One thing to keep in mind with stairs is that occupant load at the point of egress is not cumulative.  What that means is that, let's say you have a 4-story building, and each story is served by the 4 fire stairs that you gave as an example.  The 1st floor exit door  at each stair does NOT need to accommodate 60" + 60" + 60" + 60" = 240", and that calculation I just did is assuming that each story needs 60" of width.  The 1st floor exit door would only need to accommodate 60".  Now, if you had an upper floor that for some reason had a greater occupant load than the other stories - say that the 3rd floor needs 72" - you would need to base your 1st floor exit door on that worst case scenario.

Hope that helps!

• What is the right occupant load multiplier for the egress stairs? I read 1005.3.1 dedicated to stairs, and it says to multiply the occupant load by 0.3, and in 1005.3.2 it says that all other egress components should use 0.2 per occupant.

• 0.3" is the correct factor.  Stairs have a wider width requirement than other egress components.

• Thanks! Then I think Aleksandar would multiply 1200 occ. by 0.3 to get 360 inches of required staircase egress width. 360 in divided by 4 staircases would give us 90 inches width. We need each staircase to have double swing doors with 48 inches width each.

• Lulia,

You are correct. I was thinking the same thing when I read the original post, and you beat me to it.

Gang Chen, Author, Architect, LEED AP BD+C (GreenExamEducation.com)

• So just to make sure - you would use the .3 multiplier if you were calculating for stairs - but corridors is .2?

• (Edited )

That is correct. See related IBC Section 1005.3.1, Stairway, and Section 1005.3.2, Other egress components, at this link:

https://codes.iccsafe.org/content/IBC2015/chapter-10-means-of-egress

Gang Chen, Author, Architect, LEED AP BD+C (GreenExamEducation.com)

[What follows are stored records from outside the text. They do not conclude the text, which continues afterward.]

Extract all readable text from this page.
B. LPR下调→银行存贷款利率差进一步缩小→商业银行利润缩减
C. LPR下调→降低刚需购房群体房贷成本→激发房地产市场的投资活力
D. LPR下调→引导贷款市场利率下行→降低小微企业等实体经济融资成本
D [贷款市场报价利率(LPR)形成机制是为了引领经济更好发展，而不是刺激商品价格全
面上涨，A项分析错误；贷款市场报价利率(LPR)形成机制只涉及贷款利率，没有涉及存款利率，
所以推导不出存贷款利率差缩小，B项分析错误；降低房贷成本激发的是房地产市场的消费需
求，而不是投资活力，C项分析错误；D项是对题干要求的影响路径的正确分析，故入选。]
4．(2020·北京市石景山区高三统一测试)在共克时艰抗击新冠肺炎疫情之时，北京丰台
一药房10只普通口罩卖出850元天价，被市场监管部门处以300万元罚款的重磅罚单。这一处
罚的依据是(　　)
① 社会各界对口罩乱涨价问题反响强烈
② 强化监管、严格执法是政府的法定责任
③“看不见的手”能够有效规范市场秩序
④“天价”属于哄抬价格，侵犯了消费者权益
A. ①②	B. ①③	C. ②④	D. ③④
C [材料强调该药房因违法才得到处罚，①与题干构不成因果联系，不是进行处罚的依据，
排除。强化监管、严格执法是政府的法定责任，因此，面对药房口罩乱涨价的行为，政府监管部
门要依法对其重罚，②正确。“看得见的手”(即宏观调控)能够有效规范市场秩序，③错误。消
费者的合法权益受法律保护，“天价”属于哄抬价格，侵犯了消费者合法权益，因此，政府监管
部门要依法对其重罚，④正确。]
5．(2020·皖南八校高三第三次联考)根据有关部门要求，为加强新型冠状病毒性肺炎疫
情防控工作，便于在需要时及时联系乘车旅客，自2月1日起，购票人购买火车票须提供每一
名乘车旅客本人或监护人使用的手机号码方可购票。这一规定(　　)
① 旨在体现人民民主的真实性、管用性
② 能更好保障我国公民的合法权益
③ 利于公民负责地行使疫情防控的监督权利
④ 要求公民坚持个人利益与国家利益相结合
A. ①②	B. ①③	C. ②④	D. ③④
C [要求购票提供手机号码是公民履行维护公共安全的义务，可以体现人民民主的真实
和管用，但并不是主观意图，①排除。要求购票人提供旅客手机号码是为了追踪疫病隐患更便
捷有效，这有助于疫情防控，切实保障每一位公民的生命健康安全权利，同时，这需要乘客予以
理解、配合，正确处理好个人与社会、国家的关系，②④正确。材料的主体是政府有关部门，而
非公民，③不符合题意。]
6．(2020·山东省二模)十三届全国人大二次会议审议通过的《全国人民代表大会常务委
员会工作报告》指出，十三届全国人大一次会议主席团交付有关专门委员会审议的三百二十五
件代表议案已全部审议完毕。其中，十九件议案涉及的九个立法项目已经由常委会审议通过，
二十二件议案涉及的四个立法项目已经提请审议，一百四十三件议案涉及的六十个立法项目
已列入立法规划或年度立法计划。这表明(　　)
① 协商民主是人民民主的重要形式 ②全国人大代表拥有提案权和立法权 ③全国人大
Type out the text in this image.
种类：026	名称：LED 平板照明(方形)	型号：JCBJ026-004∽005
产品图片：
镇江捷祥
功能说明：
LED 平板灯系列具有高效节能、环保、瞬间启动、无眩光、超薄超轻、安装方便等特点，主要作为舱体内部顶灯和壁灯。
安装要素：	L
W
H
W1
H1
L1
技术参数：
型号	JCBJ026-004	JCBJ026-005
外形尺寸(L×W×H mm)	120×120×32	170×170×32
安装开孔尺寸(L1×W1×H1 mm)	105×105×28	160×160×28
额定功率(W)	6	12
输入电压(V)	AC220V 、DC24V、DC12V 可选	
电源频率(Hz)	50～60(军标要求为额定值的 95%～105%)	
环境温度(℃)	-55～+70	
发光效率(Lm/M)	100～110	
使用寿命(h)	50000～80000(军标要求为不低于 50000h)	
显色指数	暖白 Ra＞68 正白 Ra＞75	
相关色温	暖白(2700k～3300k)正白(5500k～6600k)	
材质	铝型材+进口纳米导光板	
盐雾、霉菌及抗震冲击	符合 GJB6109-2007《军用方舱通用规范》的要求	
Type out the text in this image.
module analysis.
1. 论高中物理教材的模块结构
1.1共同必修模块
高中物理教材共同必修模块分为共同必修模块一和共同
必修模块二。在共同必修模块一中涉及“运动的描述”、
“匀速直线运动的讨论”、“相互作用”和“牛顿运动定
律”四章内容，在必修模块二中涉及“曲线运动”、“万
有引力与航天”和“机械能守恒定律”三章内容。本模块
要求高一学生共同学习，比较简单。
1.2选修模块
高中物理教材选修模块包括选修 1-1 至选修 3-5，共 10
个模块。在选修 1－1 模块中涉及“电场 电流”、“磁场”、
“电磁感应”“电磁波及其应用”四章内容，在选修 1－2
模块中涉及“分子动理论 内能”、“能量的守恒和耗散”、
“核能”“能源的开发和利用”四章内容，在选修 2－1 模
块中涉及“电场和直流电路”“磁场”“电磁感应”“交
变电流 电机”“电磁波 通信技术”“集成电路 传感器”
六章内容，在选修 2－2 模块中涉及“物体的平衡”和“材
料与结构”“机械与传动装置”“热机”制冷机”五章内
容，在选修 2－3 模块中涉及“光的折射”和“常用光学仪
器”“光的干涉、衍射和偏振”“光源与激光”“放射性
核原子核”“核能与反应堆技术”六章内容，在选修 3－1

• I know this is a very old post, so not expecting a response, but I don’t understand why you would absolutely need a double swing 48 inch door. If we assume the library is fully sprinklered than the door capacity - other egress component! - would be 1200 x 0.15 = 180/4 = 45 inches. You could have a custom fire door 45 inches wide. Actually, common in some of the buildings I have been on design teams for.